18 December 2010

Bila Anak Semua Bangsa Bertemu

Saya teringat judul novel Pramoedya Ananta Toer: 'Anak Semua Bangsa', saat menghadiri Seminar On Cross Cultural Understanding di Unit Pelayanan Terpadu Bidang Studi dan Pusat Bahasa Universitas Jember, Sabtu (18/12/2010).

Anak Semua Bangsa. Judul yang indah. Sabtu itu, sejumlah mahasiswa dari berbagai negara yang tengah kuliah di Universitas Jember berbagi cerita tentang negara mereka masing-masing.

Andre dari Timor Leste mengawali acara dengan bercerita tentang negaranya. Ia memakai bahasa Indonesia dengan fasih. Puluhan tahun Timor Leste pernah menjadi bagian dari Indonesia sebelum akhirnya berpisah.

Telinga ini geli juga kadang mendengarkan beberapa mahasiswa dari negara di Asia Tenggara menggunakan bahasa Inggris. Kalau meniru istilah orang Jawa, medoknya kelihatan. Beberapa pelafalan juga tidak jelas. Namun yang patut dipuji: mereka berani mencoba.

T. Sideth dari Kamboja sempat tertatih-tatih membaca luas negaranya dalam bahasa Inggris. Namun, dengan yakin, ia tetap menjelaskan tentang tempat-tempat wisata di negaranya.

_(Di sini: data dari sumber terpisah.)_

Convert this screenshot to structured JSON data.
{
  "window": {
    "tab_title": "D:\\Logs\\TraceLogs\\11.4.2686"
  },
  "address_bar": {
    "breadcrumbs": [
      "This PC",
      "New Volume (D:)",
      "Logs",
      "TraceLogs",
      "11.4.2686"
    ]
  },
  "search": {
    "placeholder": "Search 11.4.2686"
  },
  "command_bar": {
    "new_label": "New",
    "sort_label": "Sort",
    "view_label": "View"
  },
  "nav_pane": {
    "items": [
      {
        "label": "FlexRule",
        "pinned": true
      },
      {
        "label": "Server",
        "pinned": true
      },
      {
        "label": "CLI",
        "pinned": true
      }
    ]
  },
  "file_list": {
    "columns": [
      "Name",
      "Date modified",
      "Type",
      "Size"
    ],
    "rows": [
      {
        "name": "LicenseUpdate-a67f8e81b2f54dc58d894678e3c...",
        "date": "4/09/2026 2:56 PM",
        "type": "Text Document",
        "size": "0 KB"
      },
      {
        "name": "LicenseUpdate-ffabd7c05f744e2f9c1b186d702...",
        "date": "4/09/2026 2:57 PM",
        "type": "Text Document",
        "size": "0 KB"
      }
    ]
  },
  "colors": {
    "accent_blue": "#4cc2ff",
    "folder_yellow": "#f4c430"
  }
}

Salah satu mahasiswa Kamboja malah ikut mengajak Madamme Elizabeth, pengajar lintas budaya dari Amerika Serikat, menari bersama dengan diiringi musik tradisional negara itu. Elizabeth yang sejak awal antusias menyaksikan paparan tersebut, merespons ajakan itu dengan gembira. Tepuk tangan pun bergema.

Mahasiswa dari Laos sempat mencoba memasukkan beberapa kosakata Bahasa Indonesia, ketika memaparkan profil negaranya. Kamvanth, salah satu mahasiswa, menjelaskan betapa negaranya menjadi jajahan Prancis dan Amerika Serikat. "Tapi rakyat kami berjuang dengan gagah berani," katanya.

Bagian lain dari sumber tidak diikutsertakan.